A therapist urges you to impart your wisdom to your daughters...don't wait!
I find it haunting to know that many terminally ill mothers have left their children video diaries of all the important life lessons they want them to know. They do this knowing they will not be around to reinforce these teachings repeatedly or even answer a follow up question. I can’t even begin to put myself in their shoes, but I so completely understand. Speak with your children every day about your values, model empathy, and impart wisdom. Here are some lessons that I strongly believe our tween and teen daughters need to know.
Don’t Be Phony, but DO be authentic. Being phony, or fake, is hiding behind superficial things such as material possessions, trying to be perfect, or saying the right witty thing all the time. Authenticity is about having courage, taking risks in relationships, being emotionally present and wholehearted. To quote Brene Brown, “Authenticity is a collection of choices that we have to make every day. It's about the choice to show up and be real. The choice to be honest. The choice to let our true selves be seen.”
Don’t live for others, but DO create your own dream. Maybe your parents will be disappointed that you don’t want to go to their alma mater, follow the career path they laid out for you or marry someone they aren’t fond of. Well, it is your life and you must do what is right for you. This does not mean you shouldn’t take advice from those older and wiser than you. It does mean, though, that you need to be aware of when you are making a hard choice versus a stupid choice.

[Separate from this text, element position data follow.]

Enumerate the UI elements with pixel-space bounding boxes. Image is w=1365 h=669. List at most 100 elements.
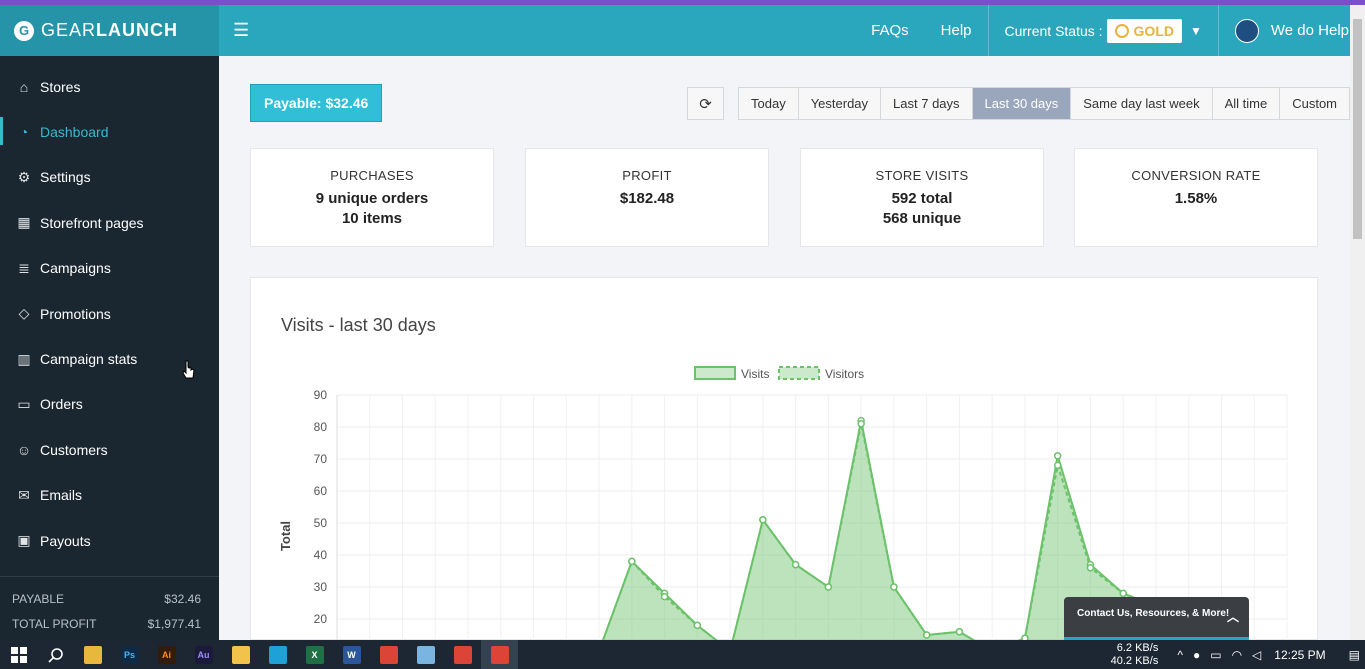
card-store-visits: STORE VISITS 592 total 568 unique	[800, 148, 1044, 247]
word-icon[interactable]: W	[333, 640, 370, 669]
refresh-button[interactable]: ⟳	[687, 87, 724, 120]
storefront-icon: ▦	[17, 214, 31, 231]
summary-value: $32.46	[164, 592, 201, 606]
sidebar-item-promotions[interactable]: ◇ Promotions	[0, 291, 219, 336]
summary-total-profit: TOTAL PROFIT $1,977.41	[0, 612, 219, 637]
summary-value: $1,977.41	[147, 617, 201, 631]
image-viewer-icon[interactable]	[222, 640, 259, 669]
microphone-icon[interactable]: ●	[1193, 648, 1200, 662]
faqs-link[interactable]: FAQs	[855, 22, 925, 39]
card-value: 592 total	[891, 190, 953, 207]
hamburger-icon[interactable]: ☰	[233, 20, 257, 41]
page-scrollbar[interactable]	[1350, 5, 1365, 640]
payable-button[interactable]: Payable: $32.46	[250, 84, 383, 122]
sidebar-item-label: Dashboard	[40, 124, 109, 141]
range-last-30-days[interactable]: Last 30 days	[972, 88, 1072, 119]
sidebar-item-orders[interactable]: ▭ Orders	[0, 382, 219, 427]
y-tick-label: 30	[314, 580, 328, 594]
gear-icon: ⚙	[17, 168, 31, 185]
card-value: 9 unique orders	[315, 190, 429, 207]
wifi-icon[interactable]: ◠	[1232, 648, 1242, 662]
scrollbar-thumb[interactable]	[1353, 19, 1362, 239]
system-tray: 6.2 KB/s 40.2 KB/s ^ ● ▭ ◠ ◁ 12:25 PM ▤	[1111, 640, 1365, 669]
range-custom[interactable]: Custom	[1280, 88, 1349, 119]
main-content: Payable: $32.46 ⟳ Today Yesterday Last 7 d…	[219, 56, 1350, 641]
photoshop-icon[interactable]: Ps	[111, 640, 148, 669]
status-value: GOLD	[1133, 22, 1174, 39]
edge-icon[interactable]	[259, 640, 296, 669]
range-last-7-days[interactable]: Last 7 days	[881, 88, 973, 119]
chat-widget[interactable]: Contact Us, Resources, & More! ︿	[1064, 597, 1249, 640]
speaker-icon[interactable]: ◁	[1252, 648, 1261, 662]
medal-icon	[1114, 23, 1129, 38]
sidebar-item-stores[interactable]: ⌂ Stores	[0, 64, 219, 109]
sidebar-item-label: Storefront pages	[40, 214, 144, 231]
data-point-visits	[1053, 452, 1062, 460]
card-value: $182.48	[619, 190, 675, 207]
y-tick-label: 20	[314, 612, 328, 626]
summary-payable: PAYABLE $32.46	[0, 587, 219, 612]
sidebar-item-label: Campaigns	[40, 260, 111, 277]
sidebar-item-label: Stores	[40, 78, 81, 95]
audition-icon[interactable]: Au	[185, 640, 222, 669]
range-same-day-last-week[interactable]: Same day last week	[1071, 88, 1213, 119]
chrome-icon[interactable]	[370, 640, 407, 669]
illustrator-icon[interactable]: Ai	[148, 640, 185, 669]
chrome-icon-3[interactable]	[481, 640, 518, 669]
range-yesterday[interactable]: Yesterday	[799, 88, 882, 119]
data-point-visitors	[1086, 564, 1095, 572]
email-icon: ✉	[18, 486, 30, 503]
search-icon[interactable]	[37, 640, 74, 669]
caret-down-icon[interactable]: ▼	[1190, 24, 1202, 38]
card-label: PROFIT	[622, 168, 672, 183]
notepad-icon[interactable]	[407, 640, 444, 669]
y-tick-label: 80	[314, 420, 328, 434]
gearlaunch-logo-icon: G	[14, 20, 34, 41]
sidebar-item-payouts[interactable]: ▣ Payouts	[0, 518, 219, 563]
sidebar-item-label: Customers	[40, 441, 108, 458]
windows-start-icon[interactable]	[0, 640, 37, 669]
top-header: G GEAR LAUNCH ☰ FAQs Help Current Status…	[0, 5, 1365, 56]
bar-chart-icon: ▥	[17, 350, 31, 367]
list-icon: ≣	[18, 259, 30, 276]
chrome-icon-2[interactable]	[444, 640, 481, 669]
user-menu[interactable]: We do Help	[1219, 18, 1365, 43]
visits-chart-panel: Visits - last 30 days 20 30 40 50 60 70 80 90 To…	[250, 277, 1318, 641]
mouse-pointer-icon	[182, 360, 195, 379]
chevron-up-icon[interactable]: ︿	[1227, 608, 1239, 625]
battery-icon[interactable]: ▭	[1210, 648, 1221, 662]
folder-icon[interactable]	[74, 640, 111, 669]
chevron-up-icon[interactable]: ^	[1177, 648, 1183, 662]
current-status[interactable]: Current Status : GOLD ▼	[987, 5, 1219, 56]
sidebar-item-label: Promotions	[40, 305, 111, 322]
sidebar-item-storefront-pages[interactable]: ▦ Storefront pages	[0, 200, 219, 245]
notifications-icon[interactable]: ▤	[1349, 648, 1360, 662]
legend-swatch-visits	[694, 366, 736, 380]
sidebar-item-label: Payouts	[40, 532, 91, 549]
home-icon: ⌂	[19, 78, 29, 95]
range-all-time[interactable]: All time	[1213, 88, 1281, 119]
summary-label: PAYABLE	[12, 592, 65, 606]
users-icon: ☺	[16, 441, 32, 458]
y-tick-label: 90	[314, 388, 328, 402]
data-point-visitors	[1119, 589, 1127, 598]
data-point-visitors	[693, 621, 702, 630]
brand-logo[interactable]: G GEAR LAUNCH	[0, 5, 219, 56]
help-link[interactable]: Help	[925, 22, 988, 39]
sidebar-item-dashboard[interactable]: ◔ Dashboard	[0, 109, 219, 154]
windows-taskbar: Ps Ai Au X W 6.2 KB/s 40.2 KB/s ^ ● ▭ ◠ ◁ 12…	[0, 640, 1365, 669]
sidebar-item-emails[interactable]: ✉ Emails	[0, 473, 219, 518]
range-today[interactable]: Today	[739, 88, 799, 119]
money-icon: ▣	[17, 532, 31, 549]
brand-name-part2: LAUNCH	[96, 20, 179, 40]
card-label: PURCHASES	[330, 168, 414, 183]
legend-label-visitors: Visitors	[825, 367, 864, 381]
dashboard-icon: ◔	[19, 124, 29, 141]
clock[interactable]: 12:25 PM	[1274, 648, 1325, 662]
excel-icon[interactable]: X	[296, 640, 333, 669]
sidebar-item-settings[interactable]: ⚙ Settings	[0, 155, 219, 200]
date-range-selector: Today Yesterday Last 7 days Last 30 days Sam…	[738, 87, 1350, 120]
sidebar-item-customers[interactable]: ☺ Customers	[0, 427, 219, 472]
sidebar-item-campaigns[interactable]: ≣ Campaigns	[0, 246, 219, 291]
y-tick-label: 60	[314, 484, 328, 498]
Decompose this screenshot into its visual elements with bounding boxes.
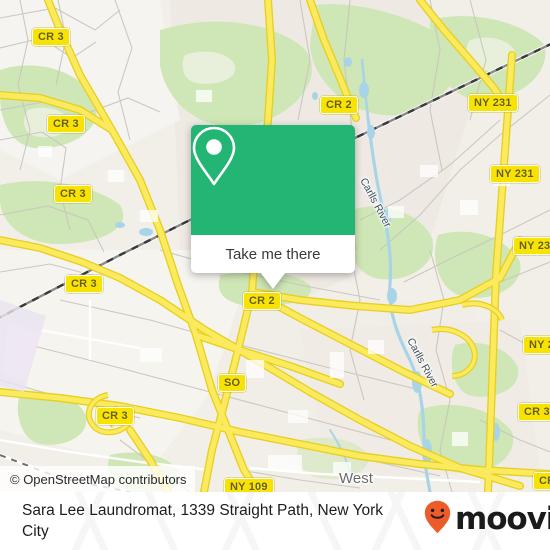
osm-attribution-text: © OpenStreetMap contributors [10,471,187,487]
road-shield: CR 3 [32,28,70,46]
osm-attribution[interactable]: © OpenStreetMap contributors [0,466,195,492]
road-shield: NY 2 [523,336,550,354]
place-description: Sara Lee Laundromat, 1339 Straight Path,… [22,502,384,540]
moovit-smiley-pin-icon [424,500,451,539]
callout-marker-panel [191,125,355,235]
road-shield: CR 3 [65,275,103,293]
road-shield: CR 3 [47,115,85,133]
road-shield: CR 3 [96,407,134,425]
road-shield: CR 2 [243,292,281,310]
road-shield: CR 34 [518,403,550,421]
road-shield: CR 3 [533,472,550,490]
moovit-logo[interactable]: moovit [424,500,550,539]
road-shield: NY 231 [490,165,540,183]
take-me-there-button[interactable]: Take me there [191,235,355,273]
road-shield: SO [218,374,247,392]
callout-tail [260,272,286,289]
map-canvas[interactable]: CR 3 CR 3 CR 3 CR 3 CR 3 CR 2 CR 2 SO NY 231 NY 2… [0,0,550,492]
place-label: West [339,470,373,487]
road-shield: NY 109 [224,478,274,492]
moovit-wordmark: moovit [455,501,550,537]
road-shield: CR 3 [54,185,92,203]
road-shield: CR 2 [320,96,358,114]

Don’t be around negative people, but DO surround yourself with positive people. Negative people are toxic and will make you miserable. I do not care if this is a friend or even a family member. Create strong boundaries and know when to cut people out of your life who get some kind of sick enjoyment out of being foreboding, gloomy and pessimistic. On the contrary, positive people are a breath of fresh air, look at things though an optimistic lens and are a source of good energy to be around.
Don’t be a “quitter,” but DO know the difference between quitting and giving up on something that just isn’t right for you. So, you quit ballet because you have two left feet, well I have news for you…it was not right for you. But if you are really good at ballet, but quit because it was too hard to do 1,000 plies a week to keep up, then you gave up too easily. Everything takes effort. You could have an IQ of 160 and it would be a waste if you decide not to work hard.
Don’t be “nice” but DO be assertive, firm and confident. Not being nice does not mean being a bitch. It means getting your needs met and not giving into the culture that tells girls that they must please others or acquiesce. According to violence and safety expert, Gavin DeBecker, we must learn that “niceness does not equal goodness.” Niceness is a choice, a way to interact socially. It is not a character trait. There are some men who will initially be “nice” but may only act this way as a means to an end. It takes time to know someone’s true intentions and character. DeBecker advises to explicitly rebuff unwanted advances. By the same token, letting a boyfriend down easy when breaking up can also be dangerous. If you do not want to be in relationship with someone, it must be said one time and explicitly. This is not a negotiation and your actions must match your words. Once you say “no” to someone, there should absolutely be no contact.
Don’t believe there is one soul-mate out there for you, but DO believe that if you make good choices you will find a good partner. My college social studies professor once said to the class, “There is more than one person out there for you; you just aren’t going to meet all of them.” I have never forgotten how this shook my blissful state of denial, but at the same time gave me the reality check and perspective that I needed. It's about your choice in a mate and the work you do in that relationship. After reading Brian Weiss, an authority on "soul" topic, he believes that there are actually “soul families” or several people that are recycled through our many past lives that are there to teach us lessons. He states, “Never worry about meeting soul-mates. Such meetings are a matter of destiny. They will occur.”
Don’t be a victim, but DO create your own destiny. Don’t buy into the fantasy that if only you had a “functional family,” “weren’t abused,””parents didn’t divorce,” “weren’t abandoned,” or fill in the blank, then you would be just “fine.” But, dorecognize that you can tap into your resiliency and create the life you want.